Der G-BA wird unter Berücksichtigung der vom anfragenden Krankenhaus eingereichten sowie der ergänzten Informationen eine Entscheidung treffen, ob die Voraussetzungen einer Bewertung nach § 137h SGB V vorliegen. Falls die Voraussetzungen erfüllt sind, führt er auf Grundlage der Informationen die Bewertung nach § 137h SGB V durch.

Verfahren zur Ermittlung von weiteren betroffenen Medizinprodukteherstellern eingeleitet

Mit dieser Bekanntmachung wird den weiteren betroffenen Medizinprodukteherstellern zugleich die Möglichkeit zur Meldung gegeben, um

• bei einer etwaigen Bestimmung der Kernmerkmale der Methode,
• bei einer etwaigen Bestimmung von Regelungen zur Abrechnungsfähigkeit des Medizinprodukts und
• etwaigen Stellungnahmeverfahren zu möglichen Richtlinienentscheidungen im Anschluss an ein Verfahren nach § 137h SGB V

berücksichtigt werden zu können.

Für Medizinproduktehersteller, die bereits im Rahmen der Informationsübermittlung des Krankenhauses ihr Einvernehmen erklärt haben, ist keine gesonderte Meldung erforderlich.

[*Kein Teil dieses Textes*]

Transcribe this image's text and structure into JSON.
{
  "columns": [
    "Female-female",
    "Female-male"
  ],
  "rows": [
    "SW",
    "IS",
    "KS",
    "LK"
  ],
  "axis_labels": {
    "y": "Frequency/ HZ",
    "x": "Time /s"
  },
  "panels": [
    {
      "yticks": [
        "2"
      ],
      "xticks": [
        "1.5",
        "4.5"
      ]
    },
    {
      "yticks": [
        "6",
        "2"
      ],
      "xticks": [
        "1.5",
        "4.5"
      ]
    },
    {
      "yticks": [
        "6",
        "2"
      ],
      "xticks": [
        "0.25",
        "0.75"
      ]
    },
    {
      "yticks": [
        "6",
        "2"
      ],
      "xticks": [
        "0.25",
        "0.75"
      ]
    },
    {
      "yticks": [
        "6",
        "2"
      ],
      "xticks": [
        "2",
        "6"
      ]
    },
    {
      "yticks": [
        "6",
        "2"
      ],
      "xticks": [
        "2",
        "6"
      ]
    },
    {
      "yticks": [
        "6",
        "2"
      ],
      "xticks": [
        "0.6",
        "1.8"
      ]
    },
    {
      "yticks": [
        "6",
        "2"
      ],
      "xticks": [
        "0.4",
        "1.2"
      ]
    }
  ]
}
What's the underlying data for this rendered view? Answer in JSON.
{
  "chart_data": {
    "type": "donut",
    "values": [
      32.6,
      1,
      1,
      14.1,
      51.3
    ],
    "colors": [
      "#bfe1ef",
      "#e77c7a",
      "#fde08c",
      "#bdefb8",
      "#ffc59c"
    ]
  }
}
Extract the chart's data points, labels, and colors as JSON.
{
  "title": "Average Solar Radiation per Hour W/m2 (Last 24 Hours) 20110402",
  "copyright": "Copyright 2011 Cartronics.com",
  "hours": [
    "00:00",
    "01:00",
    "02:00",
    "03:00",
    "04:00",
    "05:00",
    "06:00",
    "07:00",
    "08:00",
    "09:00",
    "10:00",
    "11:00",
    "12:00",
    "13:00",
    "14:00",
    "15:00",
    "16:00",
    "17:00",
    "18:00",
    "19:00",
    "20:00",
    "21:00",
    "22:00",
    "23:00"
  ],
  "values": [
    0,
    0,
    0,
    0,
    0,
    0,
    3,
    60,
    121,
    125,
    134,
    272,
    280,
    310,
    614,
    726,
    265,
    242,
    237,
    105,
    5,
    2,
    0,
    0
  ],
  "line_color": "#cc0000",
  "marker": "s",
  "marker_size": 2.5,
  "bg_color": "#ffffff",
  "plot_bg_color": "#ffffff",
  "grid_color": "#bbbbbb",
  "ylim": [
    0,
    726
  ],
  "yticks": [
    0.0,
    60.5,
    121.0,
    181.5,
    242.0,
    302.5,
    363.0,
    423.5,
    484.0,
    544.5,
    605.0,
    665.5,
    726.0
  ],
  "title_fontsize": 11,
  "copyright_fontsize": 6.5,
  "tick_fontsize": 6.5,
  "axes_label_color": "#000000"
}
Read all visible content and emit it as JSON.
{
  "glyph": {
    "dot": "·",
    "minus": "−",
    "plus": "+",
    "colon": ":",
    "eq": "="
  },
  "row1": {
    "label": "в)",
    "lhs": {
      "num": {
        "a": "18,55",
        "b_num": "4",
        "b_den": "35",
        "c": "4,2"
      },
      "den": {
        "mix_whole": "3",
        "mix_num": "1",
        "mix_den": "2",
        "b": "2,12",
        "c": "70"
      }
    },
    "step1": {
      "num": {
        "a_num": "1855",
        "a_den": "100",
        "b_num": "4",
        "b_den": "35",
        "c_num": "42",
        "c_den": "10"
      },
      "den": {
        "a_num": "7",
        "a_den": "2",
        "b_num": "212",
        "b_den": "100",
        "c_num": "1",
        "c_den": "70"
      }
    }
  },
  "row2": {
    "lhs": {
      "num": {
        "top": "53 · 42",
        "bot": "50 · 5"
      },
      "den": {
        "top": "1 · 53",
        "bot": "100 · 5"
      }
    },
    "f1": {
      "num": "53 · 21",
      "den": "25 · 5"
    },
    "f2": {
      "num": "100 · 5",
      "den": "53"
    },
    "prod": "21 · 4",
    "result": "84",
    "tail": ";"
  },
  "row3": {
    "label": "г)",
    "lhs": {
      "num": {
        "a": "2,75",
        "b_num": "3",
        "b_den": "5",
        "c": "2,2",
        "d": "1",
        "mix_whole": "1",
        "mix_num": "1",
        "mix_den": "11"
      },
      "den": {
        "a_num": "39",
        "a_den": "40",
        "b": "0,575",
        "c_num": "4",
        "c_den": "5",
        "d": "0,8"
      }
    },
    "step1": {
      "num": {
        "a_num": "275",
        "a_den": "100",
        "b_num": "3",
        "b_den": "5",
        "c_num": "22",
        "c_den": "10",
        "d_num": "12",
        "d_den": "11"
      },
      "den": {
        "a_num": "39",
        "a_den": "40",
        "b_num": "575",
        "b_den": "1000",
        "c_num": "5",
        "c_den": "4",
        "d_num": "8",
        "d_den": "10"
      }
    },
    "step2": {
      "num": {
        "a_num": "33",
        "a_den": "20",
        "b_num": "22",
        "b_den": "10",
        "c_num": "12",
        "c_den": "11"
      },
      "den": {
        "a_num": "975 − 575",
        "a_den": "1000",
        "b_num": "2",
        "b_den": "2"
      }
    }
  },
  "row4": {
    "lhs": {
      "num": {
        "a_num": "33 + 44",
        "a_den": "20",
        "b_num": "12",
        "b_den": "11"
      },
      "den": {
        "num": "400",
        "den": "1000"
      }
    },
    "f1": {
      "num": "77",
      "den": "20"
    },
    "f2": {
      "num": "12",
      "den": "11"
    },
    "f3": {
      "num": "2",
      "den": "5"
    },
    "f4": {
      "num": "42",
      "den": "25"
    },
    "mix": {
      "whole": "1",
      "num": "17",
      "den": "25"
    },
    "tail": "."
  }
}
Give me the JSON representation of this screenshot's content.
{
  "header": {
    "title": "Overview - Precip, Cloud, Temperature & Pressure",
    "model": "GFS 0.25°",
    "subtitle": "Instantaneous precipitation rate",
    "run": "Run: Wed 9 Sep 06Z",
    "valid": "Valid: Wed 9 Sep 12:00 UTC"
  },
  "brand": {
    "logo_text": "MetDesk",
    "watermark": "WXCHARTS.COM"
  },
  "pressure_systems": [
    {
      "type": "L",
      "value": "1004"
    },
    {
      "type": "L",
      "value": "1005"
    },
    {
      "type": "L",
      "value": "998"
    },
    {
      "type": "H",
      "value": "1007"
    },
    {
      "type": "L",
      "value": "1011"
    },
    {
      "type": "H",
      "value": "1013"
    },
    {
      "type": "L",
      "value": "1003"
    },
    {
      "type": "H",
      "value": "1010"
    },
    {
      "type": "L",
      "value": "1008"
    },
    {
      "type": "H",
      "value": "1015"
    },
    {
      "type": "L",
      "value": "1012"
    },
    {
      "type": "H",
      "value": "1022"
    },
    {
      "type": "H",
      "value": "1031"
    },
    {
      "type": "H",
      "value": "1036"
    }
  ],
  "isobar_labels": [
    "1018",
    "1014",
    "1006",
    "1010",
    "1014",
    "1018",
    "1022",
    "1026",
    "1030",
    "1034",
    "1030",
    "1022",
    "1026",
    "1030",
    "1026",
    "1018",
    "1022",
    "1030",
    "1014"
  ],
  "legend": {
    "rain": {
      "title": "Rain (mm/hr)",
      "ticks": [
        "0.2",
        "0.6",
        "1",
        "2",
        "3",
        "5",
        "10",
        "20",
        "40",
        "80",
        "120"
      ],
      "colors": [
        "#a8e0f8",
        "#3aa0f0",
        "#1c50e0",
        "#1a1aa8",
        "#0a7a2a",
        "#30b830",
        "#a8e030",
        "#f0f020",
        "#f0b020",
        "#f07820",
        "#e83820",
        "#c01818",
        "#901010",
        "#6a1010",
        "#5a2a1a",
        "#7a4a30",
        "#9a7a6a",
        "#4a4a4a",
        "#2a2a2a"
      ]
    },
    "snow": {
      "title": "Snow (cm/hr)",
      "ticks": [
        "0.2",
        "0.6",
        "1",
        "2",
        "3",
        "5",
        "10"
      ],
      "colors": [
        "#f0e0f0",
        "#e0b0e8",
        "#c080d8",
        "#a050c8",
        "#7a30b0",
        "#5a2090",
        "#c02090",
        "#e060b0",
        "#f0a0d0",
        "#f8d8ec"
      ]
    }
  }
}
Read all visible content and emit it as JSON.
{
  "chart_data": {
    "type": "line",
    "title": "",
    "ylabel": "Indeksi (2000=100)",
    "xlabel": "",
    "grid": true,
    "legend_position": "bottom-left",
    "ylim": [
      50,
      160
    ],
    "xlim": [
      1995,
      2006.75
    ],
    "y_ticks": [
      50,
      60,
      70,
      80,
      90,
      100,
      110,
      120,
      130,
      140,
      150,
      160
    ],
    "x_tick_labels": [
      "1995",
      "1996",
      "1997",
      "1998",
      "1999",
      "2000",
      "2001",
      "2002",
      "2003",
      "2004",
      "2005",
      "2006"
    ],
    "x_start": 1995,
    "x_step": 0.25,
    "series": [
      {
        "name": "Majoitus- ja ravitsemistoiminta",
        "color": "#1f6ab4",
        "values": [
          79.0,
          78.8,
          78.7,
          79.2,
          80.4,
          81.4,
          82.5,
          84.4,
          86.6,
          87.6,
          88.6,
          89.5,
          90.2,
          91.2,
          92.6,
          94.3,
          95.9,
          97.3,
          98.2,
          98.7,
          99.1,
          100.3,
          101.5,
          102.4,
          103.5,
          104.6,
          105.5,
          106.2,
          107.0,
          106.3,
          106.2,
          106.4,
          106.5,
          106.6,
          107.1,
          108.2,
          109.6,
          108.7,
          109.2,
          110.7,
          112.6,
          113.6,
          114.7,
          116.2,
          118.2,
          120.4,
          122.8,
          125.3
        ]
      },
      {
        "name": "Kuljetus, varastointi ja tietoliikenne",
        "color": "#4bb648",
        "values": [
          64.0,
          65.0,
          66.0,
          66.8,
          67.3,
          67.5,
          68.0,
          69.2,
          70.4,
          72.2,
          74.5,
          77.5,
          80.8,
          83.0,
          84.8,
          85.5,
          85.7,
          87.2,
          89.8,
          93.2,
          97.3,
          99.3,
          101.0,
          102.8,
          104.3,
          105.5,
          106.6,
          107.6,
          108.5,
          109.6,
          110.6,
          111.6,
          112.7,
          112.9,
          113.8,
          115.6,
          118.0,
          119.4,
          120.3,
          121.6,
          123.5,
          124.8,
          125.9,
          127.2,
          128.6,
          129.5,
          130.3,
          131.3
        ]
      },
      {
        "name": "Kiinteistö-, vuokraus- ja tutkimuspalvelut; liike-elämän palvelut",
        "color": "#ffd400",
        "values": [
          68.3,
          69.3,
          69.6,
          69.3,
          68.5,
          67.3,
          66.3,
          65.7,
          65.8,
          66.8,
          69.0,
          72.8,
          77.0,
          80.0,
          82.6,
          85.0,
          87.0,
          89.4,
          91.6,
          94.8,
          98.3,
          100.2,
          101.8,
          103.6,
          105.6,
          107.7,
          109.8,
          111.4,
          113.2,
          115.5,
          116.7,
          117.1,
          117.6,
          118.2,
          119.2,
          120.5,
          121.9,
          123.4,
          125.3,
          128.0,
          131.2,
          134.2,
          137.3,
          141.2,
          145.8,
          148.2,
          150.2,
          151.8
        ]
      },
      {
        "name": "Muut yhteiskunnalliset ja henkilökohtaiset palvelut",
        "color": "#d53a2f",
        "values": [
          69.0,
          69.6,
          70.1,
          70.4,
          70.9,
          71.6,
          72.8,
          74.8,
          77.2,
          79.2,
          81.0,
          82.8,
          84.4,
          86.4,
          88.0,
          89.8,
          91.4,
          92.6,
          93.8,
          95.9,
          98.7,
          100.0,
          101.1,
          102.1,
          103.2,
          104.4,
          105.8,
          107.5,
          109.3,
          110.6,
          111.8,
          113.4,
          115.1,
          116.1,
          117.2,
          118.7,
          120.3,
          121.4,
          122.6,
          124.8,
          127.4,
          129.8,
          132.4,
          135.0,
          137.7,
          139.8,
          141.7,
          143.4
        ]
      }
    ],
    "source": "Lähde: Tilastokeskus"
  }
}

Zur Meldung als weiterer betroffener Medizinproduktehersteller sind aussagekräftige Unterlagen, die Sie der oben aufgeführten Aufforderung zur Meldung entnehmen können, der Geschäftsstelle des G-BA – nach Möglichkeit in elektronischer Form per E-Mail an bewertung137h@g-ba.de – zu übermitteln. Meldungen von weiteren betroffenen Medizinprodukteherstellern können ebenfalls bis zum 04.04.2026 eingereicht werden.

Sofern der G-BA eine Bewertung nach § 137h SGB V durchführt, wird den jeweils betroffenen Unternehmen zu gegebenem Zeitpunkt Gelegenheit zur Wahrnehmung ihrer Beteiligungsrechte gegeben.

Hinweis zu hoch vertraulichen Informationen

Wenn Sie dem G-BA Unterlagen übermitteln wollen, die Betriebs- und Geschäftsgeheimnisse enthalten (sogenannte hoch vertrauliche Informationen), ist es erforderlich, dass Sie diese Unterlagen auf einer DVD abspeichern und postalisch an folgende Adresse übermitteln:

Gemeinsamer Bundesausschuss
Abteilung M-VL - persönlich -
Kennwort: "Bewertung gem. § 137h SGB V"
Postfach 12 06 06
10596 Berlin

Der Umgang mit hoch vertraulichen Informationen ist in der Vertraulichkeitsschutzordnung des G-BA (Anlage II der Geschäftsordnung) geregelt. Insbesondere dürfen hoch vertrauliche Informationen unter besonderen Sicherungsvorkehrungen nur Personen bekannt gegeben oder zugänglich gemacht werden, die hierzu berechtigt sind und die diese aufgrund ihrer Zuständigkeit und Aufgabe kennen müssen. Weitere Erläuterungen zu hoch vertraulichen Informationen können Sie außerdem den „Allgemeinen Hinweisen“ der Vorlage des Formulars zur Informationsübermittlung (Anlage V des 2. Kapitels der Verfahrensordnung des G-BA) entnehmen.